U.S. Wary of China’s Next-Generation Stealth Bomber As Development of H-20 Reaches Final Stage

This image taken from a 2018 video released by the Aviation Industry Corporation of China, Ltd., which is developing the H-20 stealth bomber, shows an object covered in a blanket that is believed to be the Chinese military’s next-generation bomber.

BEIJING / WASHINGTON — The Chinese military’s new stealth bomber, the H-20, appears to be in the final stage of its development. A next-generation strategic bomber, it is expected to significantly improve China’s anti-access/area denial (A2/AD) strategy aimed at deterring U.S. military action in the event of a contingency involving Taiwan.

The United States has been increasingly alarmed, as the H-20 could have capabilities close to those of U.S. bombers.

U.S. Defense Secretary Lloyd Austin expressed strong concern over the modernization of the Chinese military at a ceremony in Hawaii on Friday to mark the change of the leadership of the U.S. Indo-Pacific Command.

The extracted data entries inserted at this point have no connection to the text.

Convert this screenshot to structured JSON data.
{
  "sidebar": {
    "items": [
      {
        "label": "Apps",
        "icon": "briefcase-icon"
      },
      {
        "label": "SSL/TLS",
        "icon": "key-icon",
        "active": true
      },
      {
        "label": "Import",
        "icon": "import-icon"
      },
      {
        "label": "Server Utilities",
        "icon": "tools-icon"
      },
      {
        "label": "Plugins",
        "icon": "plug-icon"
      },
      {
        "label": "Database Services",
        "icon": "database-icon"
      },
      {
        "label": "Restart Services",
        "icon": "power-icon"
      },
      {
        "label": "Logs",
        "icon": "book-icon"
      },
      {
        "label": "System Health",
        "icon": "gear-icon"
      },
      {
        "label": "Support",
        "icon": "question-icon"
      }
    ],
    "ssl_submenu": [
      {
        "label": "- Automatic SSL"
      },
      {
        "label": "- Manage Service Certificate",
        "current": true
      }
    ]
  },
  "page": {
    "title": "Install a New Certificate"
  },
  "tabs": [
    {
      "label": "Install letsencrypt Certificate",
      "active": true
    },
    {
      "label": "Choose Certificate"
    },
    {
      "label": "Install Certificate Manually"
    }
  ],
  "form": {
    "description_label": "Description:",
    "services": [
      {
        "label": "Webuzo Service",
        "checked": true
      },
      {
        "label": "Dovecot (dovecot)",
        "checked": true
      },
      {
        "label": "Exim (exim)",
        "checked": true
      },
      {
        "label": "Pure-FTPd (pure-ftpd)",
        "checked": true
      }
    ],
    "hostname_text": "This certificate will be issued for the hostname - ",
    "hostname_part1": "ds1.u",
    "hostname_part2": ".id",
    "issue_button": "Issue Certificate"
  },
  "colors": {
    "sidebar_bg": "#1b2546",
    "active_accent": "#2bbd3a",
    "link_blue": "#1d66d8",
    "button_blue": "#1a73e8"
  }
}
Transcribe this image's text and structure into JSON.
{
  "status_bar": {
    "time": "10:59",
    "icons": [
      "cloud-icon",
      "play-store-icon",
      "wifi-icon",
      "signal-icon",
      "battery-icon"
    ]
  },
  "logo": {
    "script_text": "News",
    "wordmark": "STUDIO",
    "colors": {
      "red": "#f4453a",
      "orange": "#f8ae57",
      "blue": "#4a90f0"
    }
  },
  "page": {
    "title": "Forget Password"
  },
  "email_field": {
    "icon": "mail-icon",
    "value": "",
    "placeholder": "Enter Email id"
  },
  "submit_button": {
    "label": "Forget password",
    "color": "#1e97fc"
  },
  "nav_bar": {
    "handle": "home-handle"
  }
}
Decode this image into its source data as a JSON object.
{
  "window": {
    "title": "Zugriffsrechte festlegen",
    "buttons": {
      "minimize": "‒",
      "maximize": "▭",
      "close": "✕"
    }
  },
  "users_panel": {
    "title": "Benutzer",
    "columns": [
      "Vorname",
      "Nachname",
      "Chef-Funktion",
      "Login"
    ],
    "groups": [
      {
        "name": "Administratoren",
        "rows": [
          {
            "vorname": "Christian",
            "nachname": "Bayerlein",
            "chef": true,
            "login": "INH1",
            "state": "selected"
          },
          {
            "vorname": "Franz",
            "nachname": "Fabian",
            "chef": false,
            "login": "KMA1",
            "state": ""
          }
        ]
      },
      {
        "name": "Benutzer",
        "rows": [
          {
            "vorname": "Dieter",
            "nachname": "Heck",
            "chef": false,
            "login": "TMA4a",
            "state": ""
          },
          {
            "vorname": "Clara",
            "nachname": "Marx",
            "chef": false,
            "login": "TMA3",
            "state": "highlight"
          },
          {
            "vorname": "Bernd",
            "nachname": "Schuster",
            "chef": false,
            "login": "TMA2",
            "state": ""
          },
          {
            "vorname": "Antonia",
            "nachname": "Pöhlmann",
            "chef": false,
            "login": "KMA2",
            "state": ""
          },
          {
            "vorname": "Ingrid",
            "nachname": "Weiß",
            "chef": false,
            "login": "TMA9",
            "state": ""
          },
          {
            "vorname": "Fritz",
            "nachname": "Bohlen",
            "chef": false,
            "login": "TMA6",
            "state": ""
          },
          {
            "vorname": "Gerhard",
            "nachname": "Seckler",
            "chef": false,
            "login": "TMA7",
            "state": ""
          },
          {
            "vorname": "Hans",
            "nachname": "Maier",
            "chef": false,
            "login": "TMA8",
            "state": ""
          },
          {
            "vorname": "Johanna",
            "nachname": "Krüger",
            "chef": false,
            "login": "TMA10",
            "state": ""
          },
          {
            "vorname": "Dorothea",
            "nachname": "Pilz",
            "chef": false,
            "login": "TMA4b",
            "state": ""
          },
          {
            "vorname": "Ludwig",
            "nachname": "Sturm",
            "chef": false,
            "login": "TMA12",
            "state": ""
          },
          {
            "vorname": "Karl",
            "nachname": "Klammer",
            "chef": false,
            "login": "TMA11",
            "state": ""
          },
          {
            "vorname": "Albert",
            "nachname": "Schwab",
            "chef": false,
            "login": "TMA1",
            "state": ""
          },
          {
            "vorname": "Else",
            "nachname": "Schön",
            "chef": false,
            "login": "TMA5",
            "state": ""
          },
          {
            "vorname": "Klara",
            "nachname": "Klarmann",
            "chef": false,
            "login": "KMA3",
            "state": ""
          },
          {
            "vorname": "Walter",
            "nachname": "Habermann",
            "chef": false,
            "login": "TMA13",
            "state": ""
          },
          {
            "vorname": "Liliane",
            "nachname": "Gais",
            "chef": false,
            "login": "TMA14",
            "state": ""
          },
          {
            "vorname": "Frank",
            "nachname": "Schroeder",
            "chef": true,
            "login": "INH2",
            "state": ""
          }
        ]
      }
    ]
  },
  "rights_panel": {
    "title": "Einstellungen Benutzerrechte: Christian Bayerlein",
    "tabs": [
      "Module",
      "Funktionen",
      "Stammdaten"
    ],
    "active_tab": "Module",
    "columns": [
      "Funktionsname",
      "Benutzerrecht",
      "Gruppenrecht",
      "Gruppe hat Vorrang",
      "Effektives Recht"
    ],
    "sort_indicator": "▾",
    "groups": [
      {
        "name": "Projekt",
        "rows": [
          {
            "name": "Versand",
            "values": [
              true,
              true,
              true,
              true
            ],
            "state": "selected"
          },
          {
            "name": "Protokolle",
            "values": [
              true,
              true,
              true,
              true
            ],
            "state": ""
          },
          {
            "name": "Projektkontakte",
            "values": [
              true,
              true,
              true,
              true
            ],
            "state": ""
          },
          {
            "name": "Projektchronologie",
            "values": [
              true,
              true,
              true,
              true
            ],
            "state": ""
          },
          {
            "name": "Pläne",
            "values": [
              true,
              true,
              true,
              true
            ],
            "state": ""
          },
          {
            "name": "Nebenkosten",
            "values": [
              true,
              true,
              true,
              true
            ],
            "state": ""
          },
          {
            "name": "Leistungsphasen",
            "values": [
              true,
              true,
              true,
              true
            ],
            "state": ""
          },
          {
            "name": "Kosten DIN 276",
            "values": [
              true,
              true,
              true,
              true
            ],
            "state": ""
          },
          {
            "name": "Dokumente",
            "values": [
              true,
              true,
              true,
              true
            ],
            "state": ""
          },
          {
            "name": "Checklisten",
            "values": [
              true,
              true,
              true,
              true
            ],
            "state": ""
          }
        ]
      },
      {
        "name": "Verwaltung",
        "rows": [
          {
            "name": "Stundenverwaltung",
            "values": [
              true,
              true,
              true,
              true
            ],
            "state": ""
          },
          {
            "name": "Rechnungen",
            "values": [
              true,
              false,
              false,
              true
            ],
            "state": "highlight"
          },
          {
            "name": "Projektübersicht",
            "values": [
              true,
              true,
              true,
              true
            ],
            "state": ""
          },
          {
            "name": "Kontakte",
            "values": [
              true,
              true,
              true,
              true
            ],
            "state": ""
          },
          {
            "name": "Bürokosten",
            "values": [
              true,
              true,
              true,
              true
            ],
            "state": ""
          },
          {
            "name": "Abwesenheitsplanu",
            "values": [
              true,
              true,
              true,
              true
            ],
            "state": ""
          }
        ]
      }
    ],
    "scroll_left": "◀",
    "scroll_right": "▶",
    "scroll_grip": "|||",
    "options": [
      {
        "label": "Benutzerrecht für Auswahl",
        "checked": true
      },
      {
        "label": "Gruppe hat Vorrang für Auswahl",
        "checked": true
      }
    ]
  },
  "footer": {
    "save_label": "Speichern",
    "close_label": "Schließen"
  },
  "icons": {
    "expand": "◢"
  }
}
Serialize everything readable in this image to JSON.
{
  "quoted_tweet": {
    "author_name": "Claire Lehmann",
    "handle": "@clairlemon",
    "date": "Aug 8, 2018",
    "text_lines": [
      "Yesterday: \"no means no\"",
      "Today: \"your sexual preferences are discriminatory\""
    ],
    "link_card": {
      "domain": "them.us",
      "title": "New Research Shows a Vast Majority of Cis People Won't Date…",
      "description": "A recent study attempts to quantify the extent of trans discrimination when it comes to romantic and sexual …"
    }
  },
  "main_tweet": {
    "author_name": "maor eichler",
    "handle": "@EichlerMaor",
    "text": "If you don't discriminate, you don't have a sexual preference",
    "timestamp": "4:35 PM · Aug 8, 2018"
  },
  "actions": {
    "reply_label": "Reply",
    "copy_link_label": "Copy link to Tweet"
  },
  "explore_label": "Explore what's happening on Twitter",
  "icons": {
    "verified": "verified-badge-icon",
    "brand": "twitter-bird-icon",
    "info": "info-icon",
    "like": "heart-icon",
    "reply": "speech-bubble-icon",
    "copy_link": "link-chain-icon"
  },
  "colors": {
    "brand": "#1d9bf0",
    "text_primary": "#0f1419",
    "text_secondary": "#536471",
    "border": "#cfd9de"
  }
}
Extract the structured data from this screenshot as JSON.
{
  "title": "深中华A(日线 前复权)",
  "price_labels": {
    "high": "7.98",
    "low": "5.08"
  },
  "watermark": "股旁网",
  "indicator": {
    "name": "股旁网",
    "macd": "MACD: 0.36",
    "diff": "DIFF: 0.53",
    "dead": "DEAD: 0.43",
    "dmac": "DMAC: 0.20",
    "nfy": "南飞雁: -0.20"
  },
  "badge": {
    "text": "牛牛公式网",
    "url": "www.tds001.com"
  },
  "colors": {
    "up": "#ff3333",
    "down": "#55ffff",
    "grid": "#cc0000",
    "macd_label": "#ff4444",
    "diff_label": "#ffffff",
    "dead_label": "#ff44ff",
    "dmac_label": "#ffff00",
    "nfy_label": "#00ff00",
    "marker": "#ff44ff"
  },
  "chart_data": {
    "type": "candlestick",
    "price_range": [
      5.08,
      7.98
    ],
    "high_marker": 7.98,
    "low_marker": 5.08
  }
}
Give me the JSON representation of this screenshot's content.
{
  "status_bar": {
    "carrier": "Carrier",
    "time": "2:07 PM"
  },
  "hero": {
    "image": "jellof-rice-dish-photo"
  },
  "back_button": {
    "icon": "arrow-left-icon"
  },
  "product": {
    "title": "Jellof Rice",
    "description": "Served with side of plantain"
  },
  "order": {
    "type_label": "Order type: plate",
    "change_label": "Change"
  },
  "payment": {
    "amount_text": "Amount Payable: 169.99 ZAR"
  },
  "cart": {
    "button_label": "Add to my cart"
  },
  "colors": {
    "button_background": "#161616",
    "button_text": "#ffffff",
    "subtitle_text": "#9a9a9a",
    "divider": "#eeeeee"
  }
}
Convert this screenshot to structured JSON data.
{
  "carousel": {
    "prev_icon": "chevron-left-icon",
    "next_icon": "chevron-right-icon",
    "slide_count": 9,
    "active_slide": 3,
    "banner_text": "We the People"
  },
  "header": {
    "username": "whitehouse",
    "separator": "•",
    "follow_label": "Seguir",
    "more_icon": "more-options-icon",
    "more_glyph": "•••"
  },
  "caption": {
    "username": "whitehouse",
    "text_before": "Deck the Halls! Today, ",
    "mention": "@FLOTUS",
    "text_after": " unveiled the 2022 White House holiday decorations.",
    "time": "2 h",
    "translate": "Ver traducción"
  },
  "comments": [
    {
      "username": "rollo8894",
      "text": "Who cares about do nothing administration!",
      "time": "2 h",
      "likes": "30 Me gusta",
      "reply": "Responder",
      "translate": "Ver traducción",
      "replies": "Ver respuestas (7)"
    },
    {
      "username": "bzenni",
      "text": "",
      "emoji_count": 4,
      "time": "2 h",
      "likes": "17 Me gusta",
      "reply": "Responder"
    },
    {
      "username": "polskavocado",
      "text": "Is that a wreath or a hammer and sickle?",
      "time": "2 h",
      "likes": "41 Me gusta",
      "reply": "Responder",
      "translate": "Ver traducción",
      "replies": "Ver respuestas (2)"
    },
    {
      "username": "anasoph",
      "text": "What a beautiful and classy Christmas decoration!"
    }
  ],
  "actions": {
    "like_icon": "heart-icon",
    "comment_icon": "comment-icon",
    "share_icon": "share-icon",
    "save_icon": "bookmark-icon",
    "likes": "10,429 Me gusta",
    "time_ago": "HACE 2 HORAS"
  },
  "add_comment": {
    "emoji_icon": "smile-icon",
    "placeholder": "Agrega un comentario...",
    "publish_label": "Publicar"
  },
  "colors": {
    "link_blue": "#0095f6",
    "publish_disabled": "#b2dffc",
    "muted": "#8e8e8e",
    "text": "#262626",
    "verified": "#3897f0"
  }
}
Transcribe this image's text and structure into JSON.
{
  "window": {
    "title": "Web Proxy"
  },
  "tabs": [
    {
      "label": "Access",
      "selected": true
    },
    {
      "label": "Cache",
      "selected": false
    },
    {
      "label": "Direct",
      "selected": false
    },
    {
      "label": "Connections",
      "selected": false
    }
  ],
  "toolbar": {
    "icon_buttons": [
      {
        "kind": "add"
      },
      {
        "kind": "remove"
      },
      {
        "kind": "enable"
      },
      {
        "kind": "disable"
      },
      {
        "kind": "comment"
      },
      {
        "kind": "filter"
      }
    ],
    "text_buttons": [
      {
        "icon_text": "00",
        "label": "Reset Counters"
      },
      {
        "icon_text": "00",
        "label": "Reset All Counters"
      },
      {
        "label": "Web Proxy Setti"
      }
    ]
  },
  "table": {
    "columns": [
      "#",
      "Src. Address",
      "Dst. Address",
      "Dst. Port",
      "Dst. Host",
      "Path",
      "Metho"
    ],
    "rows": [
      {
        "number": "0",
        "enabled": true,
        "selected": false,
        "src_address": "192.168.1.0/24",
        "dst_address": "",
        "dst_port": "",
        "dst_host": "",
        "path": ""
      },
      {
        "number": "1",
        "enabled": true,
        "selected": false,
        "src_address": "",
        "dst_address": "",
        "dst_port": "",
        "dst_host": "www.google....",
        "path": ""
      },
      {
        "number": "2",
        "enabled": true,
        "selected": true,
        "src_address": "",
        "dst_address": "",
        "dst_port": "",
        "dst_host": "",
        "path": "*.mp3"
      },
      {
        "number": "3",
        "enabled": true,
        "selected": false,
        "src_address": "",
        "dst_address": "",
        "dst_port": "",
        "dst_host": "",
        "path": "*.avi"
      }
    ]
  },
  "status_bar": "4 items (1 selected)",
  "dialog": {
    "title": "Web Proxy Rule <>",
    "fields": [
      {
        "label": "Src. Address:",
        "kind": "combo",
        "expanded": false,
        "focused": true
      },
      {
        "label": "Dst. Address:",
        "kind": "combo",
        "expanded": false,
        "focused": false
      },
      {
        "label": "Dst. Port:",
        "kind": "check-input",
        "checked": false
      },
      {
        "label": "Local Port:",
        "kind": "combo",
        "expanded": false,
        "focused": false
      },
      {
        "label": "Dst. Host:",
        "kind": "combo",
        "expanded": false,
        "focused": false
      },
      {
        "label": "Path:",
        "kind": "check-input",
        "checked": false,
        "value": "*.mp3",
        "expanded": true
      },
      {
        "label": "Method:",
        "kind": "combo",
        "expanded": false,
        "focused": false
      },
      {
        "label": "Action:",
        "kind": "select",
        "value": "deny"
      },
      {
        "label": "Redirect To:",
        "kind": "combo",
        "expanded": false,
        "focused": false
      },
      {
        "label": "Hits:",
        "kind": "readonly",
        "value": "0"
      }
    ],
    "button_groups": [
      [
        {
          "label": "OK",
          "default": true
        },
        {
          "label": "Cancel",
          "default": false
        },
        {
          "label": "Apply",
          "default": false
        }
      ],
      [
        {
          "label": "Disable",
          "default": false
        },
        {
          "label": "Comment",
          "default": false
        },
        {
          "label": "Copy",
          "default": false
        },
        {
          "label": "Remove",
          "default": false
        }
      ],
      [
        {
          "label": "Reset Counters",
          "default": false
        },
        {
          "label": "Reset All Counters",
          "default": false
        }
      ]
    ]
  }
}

“The PRC [People’s Republic of China] is the only country with both the will — and, increasingly, the capacity — to dominate the Indo-Pacific and to reshape the global order to suit its autocratic vision. And that’s why the PRC remains the department’s pacing challenge,” Austin said.

The H-20, in particular, could be a game changer. China is believed to have been developing the strategic bomber on its own. According to an annual report released by the U.S. Defense Department in October last year, the H-20 will be able to fly more than 10,000 kilometers without aerial refueling.

The report states that the H-20 has been deemed capable of carrying both conventional and nuclear munitions, and to have stealth capability that will make it difficult to be detected by an enemy. The bomber will have a flight range covering the second island chain, which connects the Izu Islands to Guam and other areas, as well as the western region of the Pacific. Furthermore, that range “could be extended to cover the globe with aerial refueling,” the report says.

China’s current mainstay H-6 bomber is based on a former Soviet bomber, and its range is short of 10,000 kilometers, unless it is a type that can be refueled in the air. The H-6 is said to be capable of striking as far as the U.S. military base in Guam, but its lack of stealth capability makes it likely to be caught in the air defenses of Japan and the United States.

Since China announced in 2016 plans to develop the H-20, progress on creating the bomber had long been hidden. However, Wang Wei, deputy commander of the Chinese Air Force, told the Hong Kong Commercial Daily in March this year that an official announcement on the H-20 “is coming soon. Just wait!” The remark brought renewed attention to the H-20.

China’s A2/AD strategy is aimed to prevent U.S. forces from entering the first island chain that connects the Nansei Islands and the Philippines and block U.S. military maneuvers inside the second island chain, which is located farther to the east.

Because the H-20 can use its stealth capability to slip through the air defense network and approach a target, the Chinese military is expected to increase the success rate of its attacks.

The H-20 will “undermine the advantage held by the United States and Japan and improve [China’s] A2/AD ability to prevent U.S. military intervention in event of a Taiwan emergency,” said Junichi Araki, a former lieutenant general of the Air Self-Defense Force who has served in such positions as commander of the Southwestern Composite Air Division.

While the Chinese military develops equipment at a rapid pace, it is said to lack experience in full-scale actual combat. To overcome this weakness, it has actively conducted joint training with Russia, which has a wealth of combat experience. Since July 2019, China and Russia have begun joint flights of bombers in the vicinity of Japan.

China is believed to be seeking to enhance its ability to operate bombers by boosting cooperation with Russia in order to counter Japan and the United States.

3 pillars of China’s nuclear force

The Yomiuri Shimbun

At the National Congress of the Chinese Communist Party in 2022, Chinese President Xi Jinping stressed the need to strengthen his nation’s nuclear capabilities and expressed the intention to build a powerful strategic deterrence system. China has regarded nuclear-capable bombers, ground-launched intercontinental ballistic missiles (ICBMs) and submarine-launched ballistic missiles (SLBMs) as the three pillars of its strategic nuclear forces.

China’s ICBMs have a range that reaches the continental United States. China is developing the DF-41, an ICBM believed to be capable of carrying up to 10 warheads with a range of about 11,200 kilometers. It is also reportedly building an underground storage facility for ICBMs.

Regarding the SLBM field, China’s strategic nuclear submarines are currently equipped with the JL-2 with a range of about 7,200 kilometers. Some observers believe that deployment of the JL-3, with a range of about 12,000 kilometers that covers the entire U.S. mainland, has also been progressing.

In addition to the land and sea, the H-20 will further strengthen China’s nuclear capabilities in the air. For the Xi administration, which has vowed to build a world-class military, the strategic bomber is meant to highlight the country’s advanced technology.